Il sistema degli hotspot, attivo in Italia da 5 mesi e al centro della contesa con l’Ue, non funziona. Lo certifica la Commissione Diritti Umani del Senato in un rapporto sulle nuove strutture per l’identificazione dei migranti. Fallimentare anche il sistema di ricollocamento o di rimpatrio.

Accoglienza Migranti: Il flop degli hotspot

Gli hotspot non funzionano. Le strutture, attive da 5 mesi, per identificare rapidamente, registrare, fotosegnalare e raccogliere le impronte digitali dei migranti, si stanno rivelando un sistema deficitario, il cui unico risultato prodotto è l’aumento dei migranti presenti in modo irregolare sul suolo italiano. In altre parole: una fabbrica di irregolari. A denunciarlo non sono le associazioni antirazziste, bensì la Commissione Diritti Umani del Senato, presieduta da Luigi Manconi, che ieri ha presentato un rapporto sui Centri di Identificazione ed Espulsione.

Previsti dal piano europeo per la gestione dell’emergenza immigrazione e, in teoria, accompagnati da un sistema di ricollocamento in altri Paesi, gli hotspot sono spesso stati al centro della contesa fra l’Italia e l’Europa, in particolare con la Germania che accusava il nostro governo, insieme a quello greco, di inadempienza. Il punto, però, è che l’intero piano europeo sembra non funzionare.
La Commissione del Senato, in particolare, ha visitato il primo degli hotspot aperti nel nostro paese, quello di Lampedusa, rilevando che tra il primo settembre 2015 e il 13 gennaio 2016 sono arrivati sull’isola 4.597 cittadini stranieri: di questi ne sono stati registrati e identificati 3.234. Ma al programma di ricollocamento hanno avuto accesso solo 563 persone, appena un sesto.

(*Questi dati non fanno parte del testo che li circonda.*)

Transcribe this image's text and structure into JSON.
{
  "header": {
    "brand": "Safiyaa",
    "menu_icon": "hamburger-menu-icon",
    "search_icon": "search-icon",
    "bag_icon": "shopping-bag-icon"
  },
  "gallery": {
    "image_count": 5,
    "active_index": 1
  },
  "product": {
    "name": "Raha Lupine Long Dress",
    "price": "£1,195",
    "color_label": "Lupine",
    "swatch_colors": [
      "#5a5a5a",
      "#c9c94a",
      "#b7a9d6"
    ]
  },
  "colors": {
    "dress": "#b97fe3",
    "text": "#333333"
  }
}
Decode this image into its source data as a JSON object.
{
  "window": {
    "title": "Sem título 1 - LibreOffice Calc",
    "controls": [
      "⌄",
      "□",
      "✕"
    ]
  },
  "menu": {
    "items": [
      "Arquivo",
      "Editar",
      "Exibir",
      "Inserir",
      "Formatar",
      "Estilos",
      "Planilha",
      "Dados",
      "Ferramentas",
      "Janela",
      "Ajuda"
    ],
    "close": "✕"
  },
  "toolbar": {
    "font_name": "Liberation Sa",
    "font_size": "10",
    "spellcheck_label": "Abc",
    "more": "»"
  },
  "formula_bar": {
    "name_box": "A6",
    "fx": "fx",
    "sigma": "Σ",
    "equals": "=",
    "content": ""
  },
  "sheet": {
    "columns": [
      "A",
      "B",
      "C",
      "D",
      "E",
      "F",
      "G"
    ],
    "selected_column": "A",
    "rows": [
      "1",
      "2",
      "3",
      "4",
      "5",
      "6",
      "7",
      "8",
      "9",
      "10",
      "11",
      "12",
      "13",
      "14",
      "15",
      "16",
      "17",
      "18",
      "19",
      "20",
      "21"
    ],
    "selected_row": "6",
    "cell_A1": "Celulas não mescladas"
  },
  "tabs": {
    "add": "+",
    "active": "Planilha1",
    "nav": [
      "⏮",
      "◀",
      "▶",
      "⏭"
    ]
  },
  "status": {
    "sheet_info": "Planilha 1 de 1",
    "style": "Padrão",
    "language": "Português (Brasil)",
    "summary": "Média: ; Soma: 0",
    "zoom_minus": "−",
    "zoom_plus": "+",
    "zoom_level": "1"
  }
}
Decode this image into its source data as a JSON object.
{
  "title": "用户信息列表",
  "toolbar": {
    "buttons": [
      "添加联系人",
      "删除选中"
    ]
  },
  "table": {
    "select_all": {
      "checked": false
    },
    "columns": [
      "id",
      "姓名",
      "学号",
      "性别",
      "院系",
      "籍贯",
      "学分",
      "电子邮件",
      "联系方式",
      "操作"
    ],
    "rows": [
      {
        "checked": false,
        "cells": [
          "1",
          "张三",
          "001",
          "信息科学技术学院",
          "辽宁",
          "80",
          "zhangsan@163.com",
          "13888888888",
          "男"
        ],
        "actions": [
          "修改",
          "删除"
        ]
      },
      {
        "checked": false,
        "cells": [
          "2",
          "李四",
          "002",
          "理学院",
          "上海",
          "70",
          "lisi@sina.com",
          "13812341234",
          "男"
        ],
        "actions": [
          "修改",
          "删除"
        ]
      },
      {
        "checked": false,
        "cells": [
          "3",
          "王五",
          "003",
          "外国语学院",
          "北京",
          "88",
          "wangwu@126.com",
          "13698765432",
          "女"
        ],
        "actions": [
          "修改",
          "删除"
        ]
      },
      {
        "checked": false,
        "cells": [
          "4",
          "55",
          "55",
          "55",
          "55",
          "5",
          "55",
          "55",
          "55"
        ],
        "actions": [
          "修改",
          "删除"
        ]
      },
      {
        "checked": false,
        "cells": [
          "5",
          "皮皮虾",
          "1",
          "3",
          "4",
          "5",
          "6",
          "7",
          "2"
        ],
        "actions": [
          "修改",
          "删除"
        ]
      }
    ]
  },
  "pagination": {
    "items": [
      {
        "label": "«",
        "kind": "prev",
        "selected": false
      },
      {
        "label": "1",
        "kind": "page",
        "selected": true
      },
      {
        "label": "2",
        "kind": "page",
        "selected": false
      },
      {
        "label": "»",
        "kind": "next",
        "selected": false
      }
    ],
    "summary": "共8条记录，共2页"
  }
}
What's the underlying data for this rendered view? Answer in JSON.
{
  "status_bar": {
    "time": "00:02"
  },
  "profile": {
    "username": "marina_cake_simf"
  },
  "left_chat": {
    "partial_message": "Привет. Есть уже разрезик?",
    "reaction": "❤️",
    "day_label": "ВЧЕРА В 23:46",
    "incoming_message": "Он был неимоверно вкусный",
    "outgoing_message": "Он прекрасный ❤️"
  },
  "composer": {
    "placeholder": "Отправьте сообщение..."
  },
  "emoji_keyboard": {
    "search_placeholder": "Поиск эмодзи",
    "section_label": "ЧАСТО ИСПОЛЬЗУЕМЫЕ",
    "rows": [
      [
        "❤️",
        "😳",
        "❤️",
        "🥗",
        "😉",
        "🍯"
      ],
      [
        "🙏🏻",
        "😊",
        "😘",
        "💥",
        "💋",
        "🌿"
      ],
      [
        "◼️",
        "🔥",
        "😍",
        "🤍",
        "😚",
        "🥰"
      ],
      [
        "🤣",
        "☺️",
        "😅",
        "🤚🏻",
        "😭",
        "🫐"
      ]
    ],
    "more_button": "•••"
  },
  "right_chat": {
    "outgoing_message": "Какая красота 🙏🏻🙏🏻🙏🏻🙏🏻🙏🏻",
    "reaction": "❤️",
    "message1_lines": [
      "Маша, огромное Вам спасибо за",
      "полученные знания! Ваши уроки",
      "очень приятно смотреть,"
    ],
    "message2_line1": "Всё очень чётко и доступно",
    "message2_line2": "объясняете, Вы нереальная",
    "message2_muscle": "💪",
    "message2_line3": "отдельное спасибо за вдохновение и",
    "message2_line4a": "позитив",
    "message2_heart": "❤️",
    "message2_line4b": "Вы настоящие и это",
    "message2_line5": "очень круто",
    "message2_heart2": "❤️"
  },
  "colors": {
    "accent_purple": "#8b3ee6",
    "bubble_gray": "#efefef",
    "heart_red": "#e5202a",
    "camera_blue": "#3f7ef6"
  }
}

Il nodo cruciale, però, riguarda coloro che non hanno voluto chiedere asilo in Italia e sono stati considerati, quindi, migranti irregolari. Da Lampedusa 74 sono stati trasferiti nei Cie in tutta Italia, mentre 775 (il 18% dei migranti sbarcati nell’isola) hanno ricevuto un provvedimento di respingimento differito, con l’ordine di lasciare il territorio nazionale entro 7 giorni. “Persone destinate a rimanere irregolarmente nel territorio italiano – scrive la Commissione – e a vivere e lavorare illegalmente e in condizioni estremamente precarie nel nostro Paese”.

Vi sono poi molti casi di migranti che rifiutano di farsi identificare, perché “le disposizioni del Ministero dell’Interno – ricorda la Commissione – prevedono che nessuno possa allontanarsi dal centro finché non sia conclusa l’identificazione, né senza aver ultimato tale procedura si può fare richiesta d’asilo in Italia o accedere al programma europeo di ricollocamento”.
Uno stallo problematico anche dal punto di vista legale, dal momento che la normativa nazionale in merito al trattenimento di persone all’interno di una struttura oltre 48 ore rende necessaria la convalida dell’autorità giudiziaria con relativa notifica.

Il problema per i migranti, dunque, è che vengono esclusi da ogni possibilità di regolarizzazione e di inserimento in un percorso di integrazione. Sarebbe invece “opportuno avviare un piano per ridurre il fenomeno dell’irregolarità che è strettamente collegato all’aumento della marginalità“, sottolinea il rapporto.
Quest’ultimo, inoltre, raccoglie anche alcune irregolarità nelle procedure di identificazione: cernite sommarie di chi può o non può avere accesso al diritto d’asilo, pochi mediatori o interpreti, pratiche effettuate quando ancora i migranti sono sotto shock per il viaggio effettuato.